Influences and Possibilities
Trying to describe all the advice given by David Haswell, in such an interesting and extensive talk, is a very difficult task. In addition to the way many artists approach a painting David reitterated the importance of creating distance by layers and tones of colour and using contrast in a limited palette, which is a safer approach to constructing an image. Considering contrast in the detail, busy and quiet areas, is also important to create interest for the viewer. A balance of shapes is desirable even though the areas of the canvas are made of unequal shapes. He described how the artist can stimulate curiosity in the viewer by the technique of “Lost and Found”. A simple pathway winds across a landscape and disappears over the crest of a hill to reappear in the distance before it disappears yet again. David favoured the ambiguity of repeated details such as a fence paralleling the winding shape of a road.
Types of Sky
Getting the correct type of sky adds to the story the painting is telling so the artist asks him/ herself how do I add atmosphere; do I use a dramatic or gentle sky; should the weather be wet or dry, warm or cool to emphasise the emotion created by the painting ?
Choice of Colours
By using a limited palette, utilising the colour wheel to achieve an intelligent application of colours become slightly easier. A more pleasing effect is made by applying unequal volumes of contrasting colours, with the brightest colours being applied less than paler ones. To obtain a harmonious effect, adjoining colours on the colour wheel will have a better effect than opposite ones. Even the make of the paint will have a different effect as approximately one third of water colour paints stain the paper and are thus fixed on application. Another third of paints will be liftable, making them much more variable and correctable or usable.

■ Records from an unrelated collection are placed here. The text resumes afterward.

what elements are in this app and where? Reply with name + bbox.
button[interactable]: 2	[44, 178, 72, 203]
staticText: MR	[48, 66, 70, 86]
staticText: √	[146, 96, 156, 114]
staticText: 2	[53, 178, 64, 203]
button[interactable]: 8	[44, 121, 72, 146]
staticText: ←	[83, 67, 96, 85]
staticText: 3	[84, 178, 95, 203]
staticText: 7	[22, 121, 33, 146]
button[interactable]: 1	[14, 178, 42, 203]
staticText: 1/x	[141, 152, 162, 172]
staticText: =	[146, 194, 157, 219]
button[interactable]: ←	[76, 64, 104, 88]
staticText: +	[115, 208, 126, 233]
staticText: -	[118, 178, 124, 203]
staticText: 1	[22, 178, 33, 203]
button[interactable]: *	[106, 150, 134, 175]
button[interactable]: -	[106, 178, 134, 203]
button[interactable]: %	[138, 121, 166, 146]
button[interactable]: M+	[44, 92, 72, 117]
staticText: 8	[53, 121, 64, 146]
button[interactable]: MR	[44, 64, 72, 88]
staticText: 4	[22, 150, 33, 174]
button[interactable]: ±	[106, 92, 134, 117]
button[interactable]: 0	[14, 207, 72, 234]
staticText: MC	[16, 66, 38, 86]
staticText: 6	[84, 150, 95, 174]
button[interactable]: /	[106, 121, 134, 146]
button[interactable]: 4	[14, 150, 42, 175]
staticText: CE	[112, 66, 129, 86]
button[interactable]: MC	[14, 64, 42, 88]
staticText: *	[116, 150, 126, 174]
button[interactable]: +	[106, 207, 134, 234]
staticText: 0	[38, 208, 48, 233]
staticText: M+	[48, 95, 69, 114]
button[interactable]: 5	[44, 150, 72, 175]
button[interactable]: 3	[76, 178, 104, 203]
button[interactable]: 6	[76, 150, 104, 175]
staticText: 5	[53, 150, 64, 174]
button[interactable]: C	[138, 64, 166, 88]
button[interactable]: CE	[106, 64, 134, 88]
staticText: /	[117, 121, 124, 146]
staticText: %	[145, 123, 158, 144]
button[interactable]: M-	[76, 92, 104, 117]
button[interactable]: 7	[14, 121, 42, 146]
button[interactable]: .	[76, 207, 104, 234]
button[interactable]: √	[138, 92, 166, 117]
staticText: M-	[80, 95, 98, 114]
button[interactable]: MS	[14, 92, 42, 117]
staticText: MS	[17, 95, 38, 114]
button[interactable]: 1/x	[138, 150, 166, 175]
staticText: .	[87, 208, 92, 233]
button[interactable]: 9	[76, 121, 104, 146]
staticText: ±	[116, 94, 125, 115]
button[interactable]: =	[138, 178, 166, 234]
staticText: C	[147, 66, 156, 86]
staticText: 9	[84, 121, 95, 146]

By way of showing the members at the meeting examples of the influences he described he showed us images , on screen, of many artists such as
As well as advocating paper on board when using very watery paints, David stressed the importance of looking at the make-up of the paints. Those that had listed pigments by number provided better paints. Often colours from various manufacturers were sold using different names due to the addition of extra chemicals. A paint containing too much gum would create a muddy result and should be avoided. His favoured brand is “Mameri” paints. David described the different results gained by mixing paint with gesso and other dry mixtures to create texture - especially useful when applying the paint with a palette knife, which allows for the creation of detail by scraping away the thick paste and drawing lines for added detail.
The evening concluded with a 10 minute DVD of John Lovett ,”Which Paints, What Colours”, that summarised much of what David Haswell had talked about and showing John Lovett’s signature technique of splashing on paint.